Hello friends. I have a question. I would like to use MCMC to marginalize the probability of my data conforming to different models. I am currently implementing something like this:

```
weights = numpyro.sample("match", dist.Dirichlet(jnp.ones(ref_cyc_n)))
assignment = numpyro.sample("assignment", dist.Categorical(weights), infer={"enumerate": "sequential"})
assigned_ref_prob = Vindex(ref_prob)[assignment,:]
```

In short, I sample from a Dirichlet, to draw from a catergorical and use the categorical assignment sample to index my data. This limits the samplers I can use for my problem. Does anyone know if there may be a way where I can approximate/implement this using continuous variables? Thanks a lot!

If I’m understanding this right, this is an example of a mixture model, yes? You have a sequence of models that each produce different outputs, and you want to squash over different ways of describing the data.

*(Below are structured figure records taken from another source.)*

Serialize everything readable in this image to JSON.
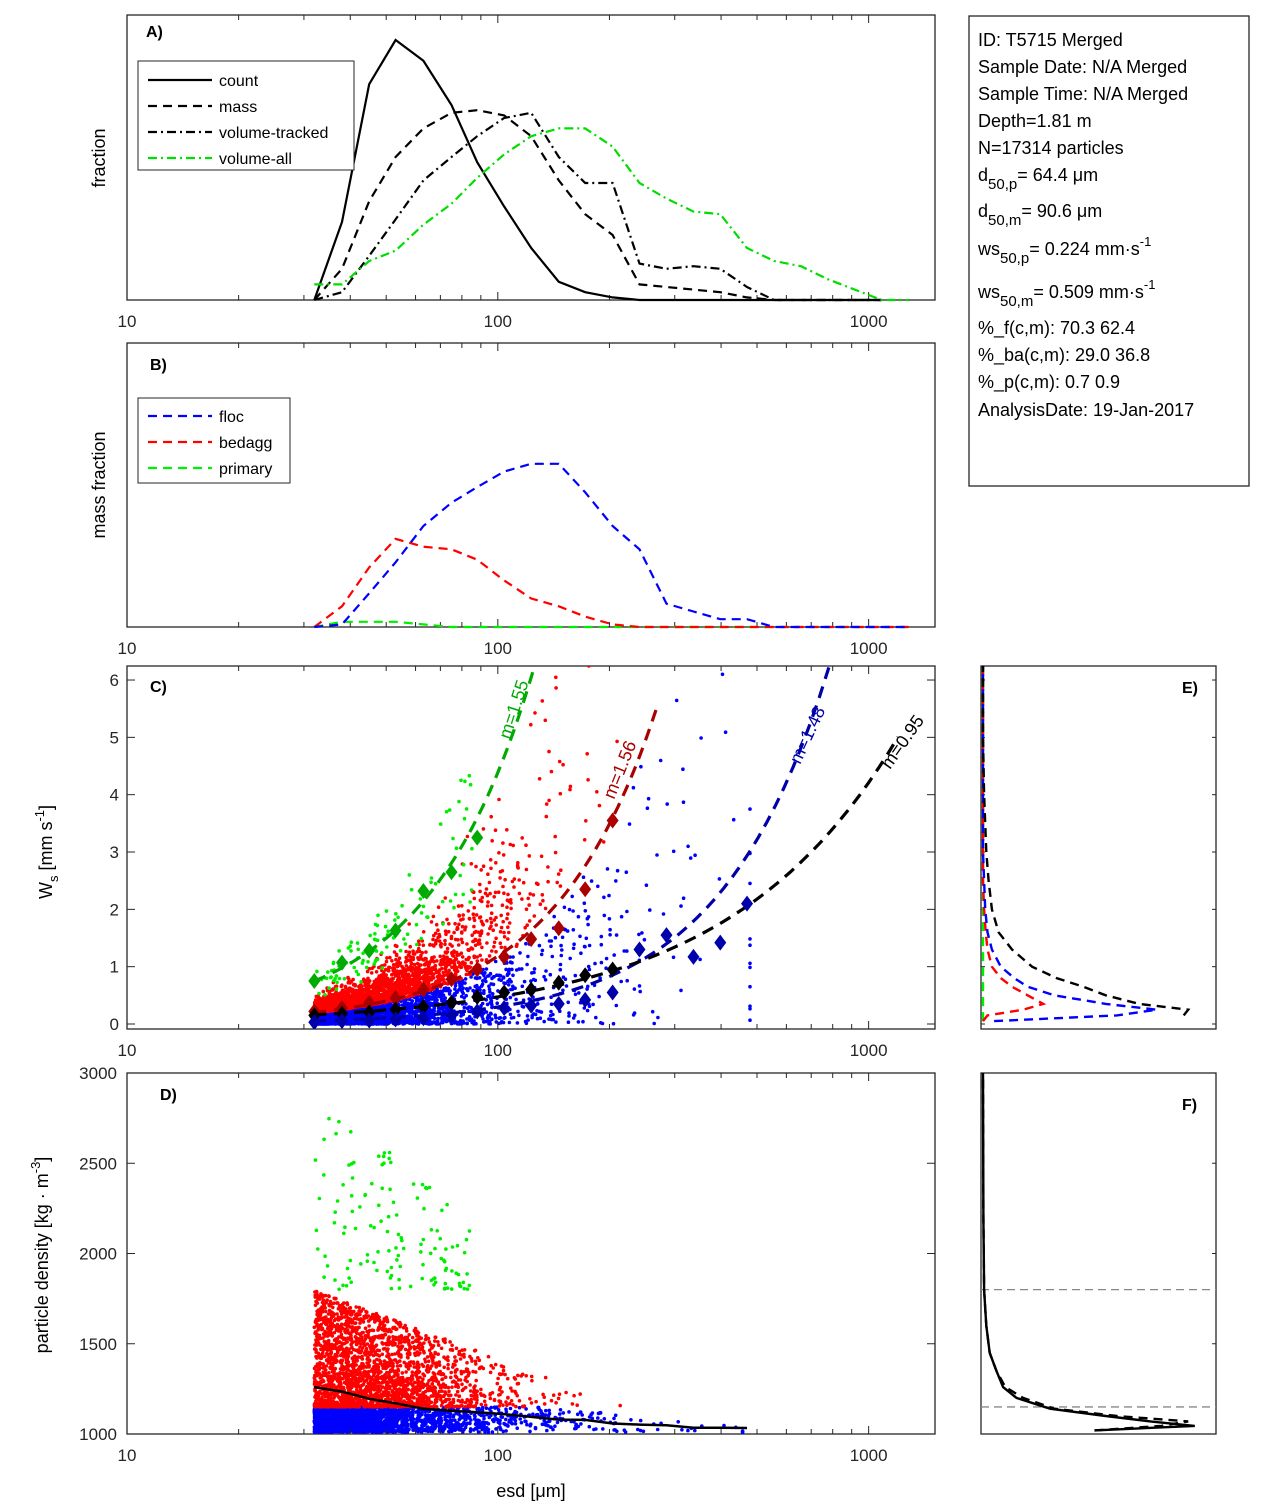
{
  "info_box": {
    "lines": [
      {
        "text": "ID: T5715 Merged"
      },
      {
        "text": "Sample Date: N/A Merged"
      },
      {
        "text": "Sample Time: N/A Merged"
      },
      {
        "text": "Depth=1.81 m"
      },
      {
        "text": "N=17314 particles"
      },
      {
        "base": "d",
        "sub": "50,p",
        "rest": "=  64.4 μm"
      },
      {
        "base": "d",
        "sub": "50,m",
        "rest": "=  90.6 μm"
      },
      {
        "base": "ws",
        "sub": "50,p",
        "rest": "= 0.224 mm·s",
        "sup": "-1"
      },
      {
        "base": "ws",
        "sub": "50,m",
        "rest": "= 0.509 mm·s",
        "sup": "-1"
      },
      {
        "text": "%_f(c,m): 70.3 62.4"
      },
      {
        "text": "%_ba(c,m): 29.0 36.8"
      },
      {
        "text": "%_p(c,m): 0.7 0.9"
      },
      {
        "text": "AnalysisDate: 19-Jan-2017"
      }
    ]
  },
  "chart_data": [
    {
      "panel": "A",
      "type": "line",
      "tag": "A)",
      "xlabel": "",
      "ylabel": "fraction",
      "xscale": "log",
      "xlim": [
        10,
        1510
      ],
      "ylim": [
        0,
        1
      ],
      "xticks": [
        10,
        100,
        1000
      ],
      "xtick_labels": [
        "10",
        "100",
        "1000"
      ],
      "legend_position": "top-left",
      "x": [
        32,
        38,
        45,
        53,
        63,
        75,
        88,
        104,
        123,
        146,
        172,
        204,
        241,
        285,
        337,
        398,
        470,
        556,
        657,
        776,
        917,
        1084,
        1281
      ],
      "series": [
        {
          "name": "count",
          "color": "#000000",
          "dash": "solid",
          "values": [
            0.0,
            0.3,
            0.83,
            1.0,
            0.92,
            0.75,
            0.53,
            0.36,
            0.2,
            0.07,
            0.03,
            0.01,
            0.0,
            0.0,
            0.0,
            0.0,
            0.0,
            0.0,
            0.0,
            0.0,
            0.0,
            0.0,
            null
          ]
        },
        {
          "name": "mass",
          "color": "#000000",
          "dash": "dashed",
          "values": [
            0.0,
            0.12,
            0.38,
            0.55,
            0.66,
            0.72,
            0.73,
            0.71,
            0.63,
            0.46,
            0.33,
            0.25,
            0.06,
            0.05,
            0.04,
            0.03,
            0.01,
            0.0,
            0.0,
            0.0,
            0.0,
            0.0,
            null
          ]
        },
        {
          "name": "volume-tracked",
          "color": "#000000",
          "dash": "dashdot",
          "values": [
            0.0,
            0.03,
            0.17,
            0.31,
            0.46,
            0.55,
            0.63,
            0.7,
            0.72,
            0.55,
            0.45,
            0.45,
            0.14,
            0.12,
            0.13,
            0.12,
            0.05,
            0.0,
            0.0,
            0.0,
            0.0,
            0.0,
            null
          ]
        },
        {
          "name": "volume-all",
          "color": "#00dd00",
          "dash": "dashdot",
          "values": [
            0.06,
            0.06,
            0.15,
            0.19,
            0.29,
            0.37,
            0.47,
            0.56,
            0.63,
            0.66,
            0.66,
            0.59,
            0.45,
            0.39,
            0.34,
            0.33,
            0.2,
            0.15,
            0.13,
            0.08,
            0.04,
            0.0,
            0.0
          ]
        }
      ]
    },
    {
      "panel": "B",
      "type": "line",
      "tag": "B)",
      "xlabel": "",
      "ylabel": "mass fraction",
      "xscale": "log",
      "xlim": [
        10,
        1510
      ],
      "ylim": [
        0,
        1
      ],
      "xticks": [
        10,
        100,
        1000
      ],
      "xtick_labels": [
        "10",
        "100",
        "1000"
      ],
      "legend_position": "top-left",
      "x": [
        32,
        38,
        45,
        53,
        63,
        75,
        88,
        104,
        123,
        146,
        172,
        204,
        241,
        285,
        337,
        398,
        470,
        556,
        657,
        776,
        917,
        1084,
        1281
      ],
      "series": [
        {
          "name": "floc",
          "color": "#0000ff",
          "dash": "dashed",
          "values": [
            0.0,
            0.01,
            0.13,
            0.25,
            0.39,
            0.48,
            0.54,
            0.6,
            0.63,
            0.63,
            0.52,
            0.39,
            0.3,
            0.09,
            0.06,
            0.03,
            0.03,
            0.0,
            0.0,
            0.0,
            0.0,
            0.0,
            0.0
          ]
        },
        {
          "name": "bedagg",
          "color": "#ff0000",
          "dash": "dashed",
          "values": [
            0.0,
            0.08,
            0.23,
            0.34,
            0.31,
            0.3,
            0.26,
            0.18,
            0.11,
            0.08,
            0.04,
            0.01,
            0.0,
            0.0,
            0.0,
            0.0,
            0.0,
            0.0,
            0.0,
            0.0,
            0.0,
            0.0,
            0.0
          ]
        },
        {
          "name": "primary",
          "color": "#00ee00",
          "dash": "dashed",
          "values": [
            0.0,
            0.02,
            0.02,
            0.02,
            0.01,
            0.0,
            0.0,
            0.0,
            0.0,
            0.0,
            0.0,
            0.0,
            0.0,
            0.0,
            0.0,
            0.0,
            0.0,
            0.0,
            0.0,
            0.0,
            0.0,
            0.0,
            0.0
          ]
        }
      ]
    },
    {
      "panel": "C",
      "type": "scatter",
      "tag": "C)",
      "xlabel": "",
      "ylabel": "W_s [mm s^-1]",
      "xscale": "log",
      "xlim": [
        10,
        1510
      ],
      "ylim": [
        -0.1,
        6.25
      ],
      "xticks": [
        10,
        100,
        1000
      ],
      "xtick_labels": [
        "10",
        "100",
        "1000"
      ],
      "yticks": [
        0,
        1,
        2,
        3,
        4,
        5,
        6
      ],
      "ytick_labels": [
        "0",
        "1",
        "2",
        "3",
        "4",
        "5",
        "6"
      ],
      "scatter_groups": [
        {
          "name": "floc",
          "color": "#0000ff"
        },
        {
          "name": "bedagg",
          "color": "#ff0000"
        },
        {
          "name": "primary",
          "color": "#00ee00"
        }
      ],
      "binned_means": [
        {
          "name": "primary",
          "color": "#00aa00",
          "x": [
            32,
            38,
            45,
            53,
            63,
            75,
            88
          ],
          "y": [
            0.75,
            1.07,
            1.28,
            1.63,
            2.32,
            2.65,
            3.25
          ]
        },
        {
          "name": "bedagg",
          "color": "#aa0000",
          "x": [
            32,
            38,
            45,
            53,
            63,
            75,
            88,
            104,
            123,
            146,
            172,
            204
          ],
          "y": [
            0.22,
            0.28,
            0.37,
            0.45,
            0.6,
            0.78,
            0.95,
            1.17,
            1.48,
            1.67,
            2.35,
            3.55
          ]
        },
        {
          "name": "all",
          "color": "#000000",
          "x": [
            32,
            38,
            45,
            53,
            63,
            75,
            88,
            104,
            123,
            146,
            172,
            204
          ],
          "y": [
            0.15,
            0.18,
            0.2,
            0.25,
            0.3,
            0.37,
            0.47,
            0.55,
            0.6,
            0.72,
            0.85,
            0.95
          ]
        },
        {
          "name": "floc",
          "color": "#0000aa",
          "x": [
            32,
            38,
            45,
            53,
            63,
            75,
            88,
            104,
            123,
            146,
            172,
            204,
            241,
            285,
            337,
            398,
            470
          ],
          "y": [
            0.03,
            0.05,
            0.06,
            0.08,
            0.1,
            0.15,
            0.22,
            0.28,
            0.32,
            0.35,
            0.42,
            0.55,
            1.3,
            1.55,
            1.17,
            1.42,
            2.1
          ]
        }
      ],
      "fits": [
        {
          "name": "primary",
          "label": "m=1.55",
          "color": "#00aa00",
          "m": 1.55,
          "x_range": [
            32,
            125
          ],
          "ws_at_32": 0.75
        },
        {
          "name": "bedagg",
          "label": "m=1.56",
          "color": "#aa0000",
          "m": 1.56,
          "x_range": [
            32,
            270
          ],
          "ws_at_32": 0.2
        },
        {
          "name": "floc",
          "label": "m=1.48",
          "color": "#0000aa",
          "m": 1.48,
          "x_range": [
            32,
            820
          ],
          "ws_at_32": 0.055
        },
        {
          "name": "all",
          "label": "m=0.95",
          "color": "#000000",
          "m": 0.95,
          "x_range": [
            32,
            1200
          ],
          "ws_at_32": 0.16
        }
      ]
    },
    {
      "panel": "D",
      "type": "scatter",
      "tag": "D)",
      "xlabel": "esd [μm]",
      "ylabel": "particle density [kg · m^-3]",
      "xscale": "log",
      "xlim": [
        10,
        1510
      ],
      "ylim": [
        1000,
        3000
      ],
      "xticks": [
        10,
        100,
        1000
      ],
      "xtick_labels": [
        "10",
        "100",
        "1000"
      ],
      "yticks": [
        1000,
        1500,
        2000,
        2500,
        3000
      ],
      "ytick_labels": [
        "1000",
        "1500",
        "2000",
        "2500",
        "3000"
      ],
      "scatter_groups": [
        {
          "name": "floc",
          "color": "#0000ff",
          "density_range": [
            1000,
            1150
          ]
        },
        {
          "name": "bedagg",
          "color": "#ff0000",
          "density_range": [
            1150,
            1800
          ]
        },
        {
          "name": "primary",
          "color": "#00ee00",
          "density_range": [
            1800,
            2900
          ]
        }
      ],
      "mean_line": {
        "color": "#000000",
        "x": [
          32,
          38,
          45,
          53,
          63,
          75,
          88,
          104,
          123,
          146,
          172,
          204,
          241,
          285,
          337,
          398,
          470
        ],
        "y": [
          1260,
          1235,
          1195,
          1170,
          1140,
          1128,
          1120,
          1110,
          1095,
          1080,
          1078,
          1058,
          1052,
          1048,
          1035,
          1035,
          1033
        ]
      }
    },
    {
      "panel": "E",
      "type": "line",
      "tag": "E)",
      "xlabel": "",
      "ylabel": "",
      "ylim": [
        -0.1,
        6.25
      ],
      "yticks": [
        0,
        1,
        2,
        3,
        4,
        5,
        6
      ],
      "xlim": [
        0,
        1
      ],
      "y": [
        0.05,
        0.15,
        0.25,
        0.35,
        0.5,
        0.65,
        0.8,
        1.0,
        1.3,
        1.6,
        2.0,
        2.5,
        3.0,
        3.5,
        4.0,
        5.0,
        6.25
      ],
      "series": [
        {
          "name": "all",
          "color": "#000000",
          "dash": "dashed",
          "values": [
            null,
            0.9,
            0.92,
            0.7,
            0.55,
            0.45,
            0.33,
            0.22,
            0.13,
            0.07,
            0.04,
            0.025,
            0.015,
            0.01,
            0.005,
            0.0,
            0.0
          ]
        },
        {
          "name": "floc",
          "color": "#0000ff",
          "dash": "dashed",
          "values": [
            0.05,
            0.6,
            0.78,
            0.55,
            0.32,
            0.2,
            0.14,
            0.08,
            0.04,
            0.02,
            0.01,
            0.005,
            0.0,
            0.0,
            0.0,
            0.0,
            0.0
          ]
        },
        {
          "name": "bedagg",
          "color": "#ff0000",
          "dash": "dashed",
          "values": [
            0.0,
            0.02,
            0.18,
            0.27,
            0.2,
            0.13,
            0.08,
            0.04,
            0.02,
            0.012,
            0.005,
            0.0,
            0.0,
            0.0,
            0.0,
            0.0,
            0.0
          ]
        },
        {
          "name": "primary",
          "color": "#00ee00",
          "dash": "dashed",
          "values": [
            0.0,
            0.0,
            0.0,
            0.0,
            0.0,
            0.0,
            0.0,
            0.0,
            0.0,
            0.0,
            0.0,
            0.0,
            0.0,
            0.0,
            0.0,
            0.0,
            0.0
          ]
        }
      ]
    },
    {
      "panel": "F",
      "type": "line",
      "tag": "F)",
      "xlabel": "",
      "ylabel": "",
      "ylim": [
        1000,
        3000
      ],
      "yticks": [
        1000,
        1500,
        2000,
        2500,
        3000
      ],
      "xlim": [
        0,
        1
      ],
      "reference_lines": [
        1800,
        1150
      ],
      "reference_color": "#888888",
      "y": [
        1020,
        1045,
        1070,
        1100,
        1140,
        1200,
        1260,
        1350,
        1450,
        1600,
        1800,
        2200,
        3000
      ],
      "series": [
        {
          "name": "count",
          "color": "#000000",
          "dash": "solid",
          "values": [
            0.5,
            0.95,
            0.75,
            0.55,
            0.3,
            0.15,
            0.09,
            0.06,
            0.03,
            0.015,
            0.005,
            0.002,
            0.0
          ]
        },
        {
          "name": "mass",
          "color": "#000000",
          "dash": "dashed",
          "values": [
            0.5,
            0.8,
            0.92,
            0.6,
            0.32,
            0.18,
            0.1,
            0.06,
            0.03,
            0.015,
            0.005,
            0.002,
            0.0
          ]
        }
      ]
    }
  ]
}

Basically saying that the outputs might be drawn from any one of them with some level of probability, and then marginalize over what those probabilities could be?

```
assignment
# working for model 1...
ydist_model1 = [SOME DISTRIBUTION]
# working for model 2...
ydist_model2 = [SOME DISTRIBUTION]
# Continue for as many models as you need...
# Bring together with a mixture model
mixture_dist = numpyro_ext.distributions.MixtureGeneral(assignment, [ydist_model1 , ydist_model2, ... ])
y = numpyro.sample('y', mixture_dist, obs=Y)
```

1 Like

Thank you so much @HughMcDougallAstro !! I know it was a simple concept, but this really helped!

With this change I am able to use `ESS`

, while before I couldn’t. You are the best.